Por que Ester foi ao concurso de beleza, no qual seria escolhida outra rainha para o rei Assuero? Ela não sabia que ele era um homem casado? Será que foi um caso de adultério entre eles?
Os relatos bíblicos devem ser analisados primeiramente à luz dos costumes e práticas do tempo em que foram escritos.
Nos tempos do Antigo Testamento, em Israel e nas demais nações, era comum a prática da poligamia especialmente entre os reis, e isso não era visto como adultério. Note que o rei Davi tinha muitas mulheres e não era considerado adultério quando ele arranjava mais uma. Adultério era tomar a mulher de outro homem, como foi o caso quando o rei teve relações sexuais com Bate-Seba, mulher de um de seus generais, chamado Urias.
É verdade que a poligamia nunca esteve nos planos de Deus, que criou uma mulher para Adão e, consequentemente, deu apenas um marido para Eva. Foi o pecado que deu origem à poligamia, que brotou primeiramente entre os descendentes de Caim (ver Lameque e suas duas esposas, em Gênesis 4:19). Vários patriarcas, incluindo Abraão e seu neto Jacó, foram polígamos (Gn 25:5, 6; 31:17). Mas, nos tempos do Novo Testamento, essa prática foi desestimulada (ver I Co 7:2, 3).
À semelhança dos demais reis daquela época, o rei Assuero era polígamo. Assim, não era considerado adultério ter relações com Ester, pois ela não era mulher casada, e sim solteira.
É muitas vezes perguntado se Ester poderia ter evitado o concurso de beleza, no qual haveria a escolha de outra rainha para o lugar de Vasti. Nessa questão, os teólogos estão bem divididos quanto à resposta: uns dizem que Ester foi ao concurso de beleza por livre e espontânea vontade; outros pensam exatamente o contrário. Estes últimos crêem que nenhuma mulher estava em condição de exercer o direito de escolha face ao decreto real, e que elas foram levadas ao rei contra a vontade delas.
O livro de Ester parece sugerir que Ester não foi àquele concurso de beleza por vontade própria.

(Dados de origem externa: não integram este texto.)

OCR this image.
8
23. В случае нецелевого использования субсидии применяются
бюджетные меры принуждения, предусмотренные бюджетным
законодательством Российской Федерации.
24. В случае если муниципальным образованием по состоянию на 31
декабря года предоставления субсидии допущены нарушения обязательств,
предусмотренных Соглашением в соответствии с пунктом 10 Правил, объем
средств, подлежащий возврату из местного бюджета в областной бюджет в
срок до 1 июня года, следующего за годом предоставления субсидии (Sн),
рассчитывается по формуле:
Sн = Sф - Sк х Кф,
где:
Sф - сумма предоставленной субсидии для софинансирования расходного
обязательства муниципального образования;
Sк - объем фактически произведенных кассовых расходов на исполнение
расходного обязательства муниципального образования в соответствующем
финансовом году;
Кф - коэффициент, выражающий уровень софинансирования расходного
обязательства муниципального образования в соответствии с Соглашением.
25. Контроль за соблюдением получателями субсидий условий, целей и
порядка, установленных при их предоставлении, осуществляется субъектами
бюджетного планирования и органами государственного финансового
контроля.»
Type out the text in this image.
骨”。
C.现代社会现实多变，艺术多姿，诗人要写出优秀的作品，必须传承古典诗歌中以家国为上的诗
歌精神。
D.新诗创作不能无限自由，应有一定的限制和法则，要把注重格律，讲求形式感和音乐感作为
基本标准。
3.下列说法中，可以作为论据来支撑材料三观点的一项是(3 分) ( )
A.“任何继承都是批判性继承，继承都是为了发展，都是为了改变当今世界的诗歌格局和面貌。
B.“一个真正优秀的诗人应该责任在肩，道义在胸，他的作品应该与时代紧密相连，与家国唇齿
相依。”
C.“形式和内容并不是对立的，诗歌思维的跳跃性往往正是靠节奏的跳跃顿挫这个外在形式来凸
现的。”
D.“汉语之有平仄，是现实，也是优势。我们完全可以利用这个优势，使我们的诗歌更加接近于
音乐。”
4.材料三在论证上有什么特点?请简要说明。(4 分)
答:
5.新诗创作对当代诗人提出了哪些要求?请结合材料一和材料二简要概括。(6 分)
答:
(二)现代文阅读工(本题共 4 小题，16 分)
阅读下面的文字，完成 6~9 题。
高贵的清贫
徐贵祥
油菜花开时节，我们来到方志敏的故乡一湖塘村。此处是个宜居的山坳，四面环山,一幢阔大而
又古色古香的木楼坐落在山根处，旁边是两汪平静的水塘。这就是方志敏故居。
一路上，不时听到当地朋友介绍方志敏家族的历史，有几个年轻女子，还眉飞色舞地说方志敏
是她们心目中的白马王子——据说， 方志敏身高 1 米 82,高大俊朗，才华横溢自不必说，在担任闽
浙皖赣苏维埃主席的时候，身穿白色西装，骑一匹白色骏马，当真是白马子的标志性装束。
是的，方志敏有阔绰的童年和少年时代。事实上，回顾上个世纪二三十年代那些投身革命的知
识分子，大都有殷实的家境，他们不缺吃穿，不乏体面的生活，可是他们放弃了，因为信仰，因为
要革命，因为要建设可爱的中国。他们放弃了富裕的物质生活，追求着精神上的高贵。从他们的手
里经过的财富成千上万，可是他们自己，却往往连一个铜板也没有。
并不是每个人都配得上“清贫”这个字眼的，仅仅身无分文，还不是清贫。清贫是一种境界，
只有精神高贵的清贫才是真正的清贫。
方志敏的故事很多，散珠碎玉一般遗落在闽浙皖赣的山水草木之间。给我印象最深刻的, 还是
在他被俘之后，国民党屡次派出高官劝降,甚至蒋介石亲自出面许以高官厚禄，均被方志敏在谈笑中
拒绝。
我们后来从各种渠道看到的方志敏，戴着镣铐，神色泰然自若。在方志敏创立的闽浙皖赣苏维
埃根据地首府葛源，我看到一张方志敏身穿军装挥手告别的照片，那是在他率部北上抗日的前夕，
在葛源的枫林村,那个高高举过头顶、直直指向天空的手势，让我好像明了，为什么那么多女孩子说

Vejamos o que nos dizem alguns versos do livro que leva o seu nome:
“Tragam-se moças para o rei . . .” (2:2); “Ponha o rei comissários…, que reúnam todas as moças virgens…” (2:3); ” Em se divulgando, pois, o mandado do rei e a sua lei, ao serem ajuntadas muitas moças na cidadela de Susã…, levaram também Ester à casa do rei” (2:8); “Assim, foi levada Ester ao rei Assuero, à casa real” (2:16).
Alguém poderia pensar que era uma grande honra participar daquele evento e ser uma candidata à condição de esposa do rei. Mas as circunstâncias poderiam não ser assim tão boas para as participantes. Somente uma delas seria a escolhida: a que mais satisfizesse sexualmente o rei. Depois de ficar uma noite com o rei, se não fosse escolhida, tal candidata não voltava para casa. Ela se tornava concubina do rei, e ia morar na “casa das mulheres” (nome para o harém real). Ali viviam num regime de quase viuvez, pois só voltava a ter relações com o rei se este a chamasse pelo nome (2:14) – algo bastante raro, devido ao elevado número de mulheres e concubinas reais. A própria rainha Ester queixou-se ao primo Mordecai que, em determinada ocasião, se havia passado todo um mês sem ser “chamada para entrar ao rei” (4:11).
No entanto, forçada ou não a participar daquele evento, uma vez nele, Ester fez o melhor que podia, naquela circunstância. Possivelmente creu que Deus poderia transformar aqueles acontecimentos em algo bom para ela e seu povo ( judeu). Era essa a opinião de seu primo Mordecai: “Quem sabe se para conjuntura como esta é que foste elevada a rainha?” (4:14).
O certo é que não conhecemos todos os detalhes quanto à elevação de Ester a rainha da Pérsia. Mas, apesar do que lhe aconteceu, ela não perdeu sua fé em Deus e ajudou a salvar seu povo de uma destruição certa. Verdadeiramente, para ela se cumpriram as palavras de Paulo: “Sabemos que todas as coisas cooperam para o bem daqueles que amam a Deus, daqueles que são chamados segundo o Seu propósito” (Rm 8:28).